Witnesses grilled in drug trafficking hearing

LIHU‘E — Attorneys for two defendants accused of felony drug possession battled the prosecution’s team in a Monday hearing on a motion to suppress testimony and evidence.

The case is against Michael Glenn Sullivan, 39, and Rolando Alegado Agustin, 41, both of Lihu‘e. They were arrested just after 7 a.m. on April 6, 2010, when police allegedly observed a white bag being tossed over a fence at Nawiliwili Harbor. That bag was later said to contain $1,144 in cash and 203.5 grams of cocaine, carrying a street value of roughly $20,000.

Sullivan is employed by Young Brothers, an inter-island shipping company with a port at Nawiliwili Harbor. He allegedly took the drugs that were hidden in the barge from O‘ahu and threw them over a fence to Agustin, who worked for The Gas Company, a nearby business at the harbor.

The two pleaded not guilty on June 29, 2010. They each face Class A felony first-degree promotion of a dangerous drug, seven counts of second-degree promotion of a dangerous drug, and seven counts of drug paraphernalia. The charges could bring up to 20 years in prison and a $50,000 fine.

Michael Green, an attorney for Sullivan, along with Michael Soong and June Ikemoto, attorneys for Agustin, questioned four of nearly a dozen witnesses. They worked from mid-morning until the court adjourned just after 4 p.m. to expose what they felt was a troubled investigation and criminal case.

Fifth Circuit Court Judge Kathleen Watanabe ordered the remaining witnesses to return for a Sept. 19 continuance to conclude testimony.

The Oct. 3 trial date may be pushed to Jan. 3 or later depending on the court calendar and logistical issues of the witnesses.

Deputy Prosecutor Samuel Jajich said the defense is accusing the Kaua‘i Police Department investigation of questionable means with producing probable cause in seeking a search warrant. He said this tactic is a fancy argument but does not meet the standard to require a Franks hearing to determine whether the police affidavit used to obtain a search warrant to find incriminating evidence was based on false statements.

The first witness was a security company representative who maintains the motion sensitive cameras that monitor the fence line of Young Brothers. He testified that he was asked to burn two copies of recordings taken at the time alleged narcotics activities occurred.

The cameras were said to record five minutes prior and after a movement is detected, and that approximately 28 days of footage are available before recording begins over the disk again.

Green argued that KPD should have ordered the 28 days recorded and not the minutes of one alleged activity.

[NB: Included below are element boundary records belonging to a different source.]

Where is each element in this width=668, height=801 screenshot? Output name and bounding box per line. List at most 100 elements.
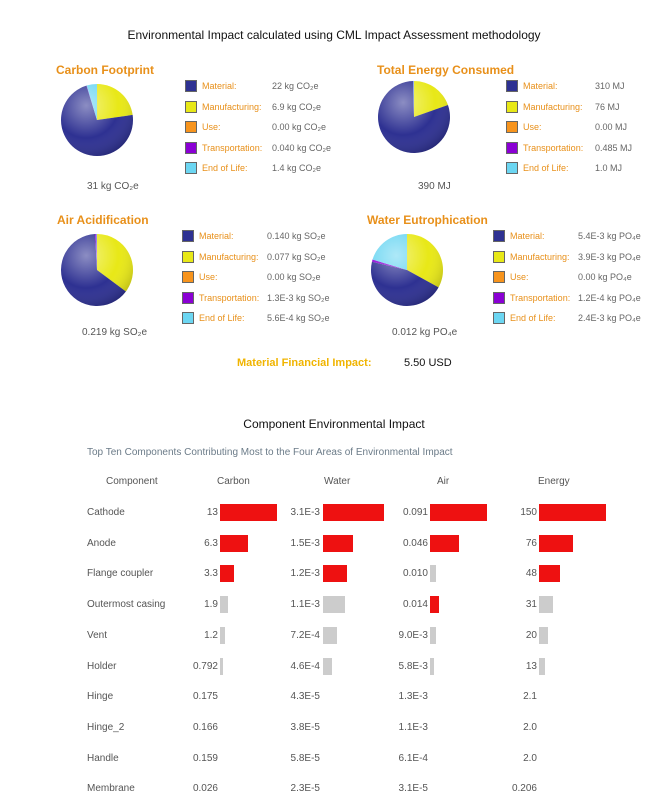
component-name: Flange coupler — [87, 568, 154, 580]
total-carbon: 31 kg CO₂e — [87, 181, 139, 192]
legend-label-transportation: Transportation: — [202, 142, 263, 153]
value-carbon: 1.2 — [204, 629, 218, 641]
legend-value-transportation: 0.040 kg CO₂e — [272, 142, 332, 153]
legend-swatch-end-of-life — [506, 162, 518, 174]
column-header-component: Component — [106, 476, 158, 487]
value-carbon: 0.792 — [192, 660, 218, 672]
bar-energy — [539, 504, 606, 521]
legend-swatch-manufacturing — [506, 100, 518, 113]
value-energy: 13 — [525, 660, 537, 672]
legend-value-end-of-life: 1.4 kg CO₂e — [272, 163, 322, 173]
legend-swatch-transportation — [182, 291, 194, 304]
value-carbon: 0.175 — [192, 691, 218, 703]
legend-label-manufacturing: Manufacturing: — [202, 101, 262, 112]
value-water: 1.2E-3 — [290, 568, 320, 580]
legend-value-use: 0.00 kg PO₄e — [578, 272, 632, 282]
value-air: 5.8E-3 — [398, 660, 428, 672]
legend-label-material: Material: — [523, 81, 558, 91]
component-name: Membrane — [87, 783, 135, 795]
value-air: 0.091 — [402, 507, 428, 518]
value-water: 5.8E-5 — [290, 752, 320, 764]
legend-label-end-of-life: End of Life: — [510, 313, 556, 323]
legend-value-manufacturing: 3.9E-3 kg PO₄e — [578, 251, 641, 262]
legend-label-manufacturing: Manufacturing: — [510, 251, 570, 262]
bar-carbon — [220, 565, 234, 583]
legend-swatch-end-of-life — [493, 312, 505, 324]
total-energy: 390 MJ — [418, 181, 451, 192]
legend-swatch-use — [185, 121, 197, 133]
value-air: 6.1E-4 — [398, 752, 428, 764]
value-air: 1.1E-3 — [398, 721, 428, 733]
legend-swatch-end-of-life — [185, 162, 197, 174]
value-carbon: 3.3 — [204, 568, 218, 580]
value-energy: 20 — [525, 629, 537, 641]
legend-label-transportation: Transportation: — [523, 142, 584, 153]
legend-swatch-material — [493, 230, 505, 242]
legend-value-material: 5.4E-3 kg PO₄e — [578, 231, 641, 241]
legend-value-manufacturing: 0.077 kg SO₂e — [267, 251, 326, 262]
legend-energy: Material: 310 MJ Manufacturing: 76 MJ Use: 0.… — [506, 80, 656, 184]
component-name: Hinge — [87, 691, 114, 703]
value-air: 0.010 — [402, 568, 428, 580]
bar-carbon — [220, 657, 223, 675]
component-name: Outermost casing — [87, 599, 166, 611]
column-header-water: Water — [324, 476, 351, 487]
legend-label-manufacturing: Manufacturing: — [199, 251, 259, 262]
pie-chart-air — [60, 234, 133, 306]
bar-water — [323, 596, 345, 614]
bar-water — [323, 626, 337, 644]
legend-swatch-transportation — [506, 141, 518, 154]
legend-label-end-of-life: End of Life: — [199, 313, 245, 323]
legend-label-transportation: Transportation: — [199, 292, 260, 303]
column-header-air: Air — [437, 476, 450, 487]
legend-value-material: 22 kg CO₂e — [272, 81, 319, 91]
bar-air — [430, 626, 436, 644]
component-name: Anode — [87, 537, 116, 549]
bar-air — [430, 534, 459, 552]
legend-value-transportation: 1.2E-4 kg PO₄e — [578, 292, 641, 303]
legend-swatch-material — [506, 80, 518, 92]
column-header-carbon: Carbon — [217, 476, 250, 487]
bar-energy — [539, 657, 545, 675]
value-energy: 150 — [520, 507, 537, 518]
value-energy: 2.1 — [523, 691, 537, 703]
legend-air: Material: 0.140 kg SO₂e Manufacturing: 0.07… — [182, 230, 342, 334]
value-energy: 2.0 — [523, 721, 537, 733]
legend-value-material: 0.140 kg SO₂e — [267, 231, 326, 241]
legend-swatch-transportation — [493, 291, 505, 304]
value-energy: 2.0 — [523, 752, 537, 764]
legend-label-use: Use: — [523, 122, 542, 132]
pie-chart-carbon — [61, 84, 133, 156]
value-water: 1.5E-3 — [290, 537, 320, 549]
bar-carbon — [220, 504, 277, 521]
value-energy: 48 — [525, 568, 537, 580]
value-air: 9.0E-3 — [398, 629, 428, 641]
legend-value-manufacturing: 6.9 kg CO₂e — [272, 101, 322, 112]
legend-label-end-of-life: End of Life: — [523, 163, 569, 173]
bar-carbon — [220, 534, 248, 552]
legend-swatch-use — [506, 121, 518, 133]
legend-value-end-of-life: 1.0 MJ — [595, 163, 623, 173]
component-name: Holder — [87, 660, 117, 672]
component-section-title: Component Environmental Impact — [243, 417, 425, 431]
page-title: Environmental Impact calculated using CM… — [127, 28, 541, 42]
bar-air — [430, 565, 436, 583]
legend-label-end-of-life: End of Life: — [202, 163, 248, 173]
legend-swatch-manufacturing — [493, 250, 505, 263]
bar-energy — [539, 626, 548, 644]
pie-gloss — [371, 234, 443, 306]
bar-energy — [539, 596, 553, 614]
legend-label-use: Use: — [202, 122, 221, 132]
bar-carbon — [220, 596, 228, 614]
bar-air — [430, 657, 434, 675]
bar-air — [430, 504, 487, 521]
legend-value-end-of-life: 5.6E-4 kg SO₂e — [267, 313, 330, 323]
bar-carbon — [220, 626, 225, 644]
value-water: 3.8E-5 — [290, 721, 320, 733]
legend-label-use: Use: — [199, 272, 218, 282]
value-water: 2.3E-5 — [290, 783, 320, 795]
value-water: 7.2E-4 — [290, 629, 320, 641]
legend-value-use: 0.00 kg CO₂e — [272, 122, 327, 132]
bar-energy — [539, 565, 560, 583]
pie-gloss — [378, 81, 450, 153]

He also said the lack of adequate photo evidence of the crime scene and what he said are inconsistencies in placing people where they were said to be at the time of the alleged crime should have been better documented.

Green produced a disk supposedly containing the security footage of the crime but the courtroom computer and projector would not work with the disk. It is being held over until the next hearing and could require recalling some officers for testimony.

KPD officer Ginny Pia, who was in charge of the investigation, spent the longest time on the stand. She stated that tips from a confidential informant led officers into three years of surveillance and investigation. A March 16, 2010 incident produced evidence for a warrant and the eventual April 6, 2010 arrest following another tip that allegedly caught the two in the act at Young Brothers.

Green questioned the reliability of the unidentified informant in providing information on the activities of the defendants in the months prior to observation of suspect activity in the Young Brothers yard. He questioned two errors in the dates that appeared both in the affidavit and the warrant.

Pia said they were typos and Jajich added that the error is not evidence of wrongdoing on the officers’ request for a warrant.

Green questioned the reliability of the K9 unit in producing the scent of drugs that had been in a vehicle returning to Kaua‘i from O‘ahu via Young Brothers. Pia said the investigation produced observation of Sullivan which led law enforcement to suspect the vehicle.

The vehicle belonged to the state Department of Land and Natural Resources. Conservation officer Jeff Garcia reportedly was called in to pick up the vehicle and drive it to a K9 drug-sniffing team. The dogs detected that a narcotic substance had been in the vehicle, but not at that time.

Green and Soong questioned the reliability of the K9 team and — because of the error in the dates —  whether the inspection had actually occurred. Pia deferred all questions about the K9 dog, its reliability and the process of vehicle inspection to the handler.

Soong also questioned the practice of KPD Narcotic and Vice as the only section that does not record or video police interrogations. He questioned the completeness of a two-and-a-half hour interview that was typed up in three-and-a-half pages.

He said the defendants were asked to read, edit and sign the statement, and that the complete interrogation recorded would offer no question of facts or whether the suspects ever wished to end questioning until an attorney was present.

KPD officer Alex Oliveira testified as to his role as the sole observer of the alleged throw of a “white package” by Sullivan from the Young Brothers yard over the fence to The Gas Company yard, where Agustin was allegedly there to pick it up. Oliveira was on a hill overlooking the yard with other officers in the bush-line below a scenic lookout area.

Questioning will continue with other investigation officers and material witnesses on Sept. 19.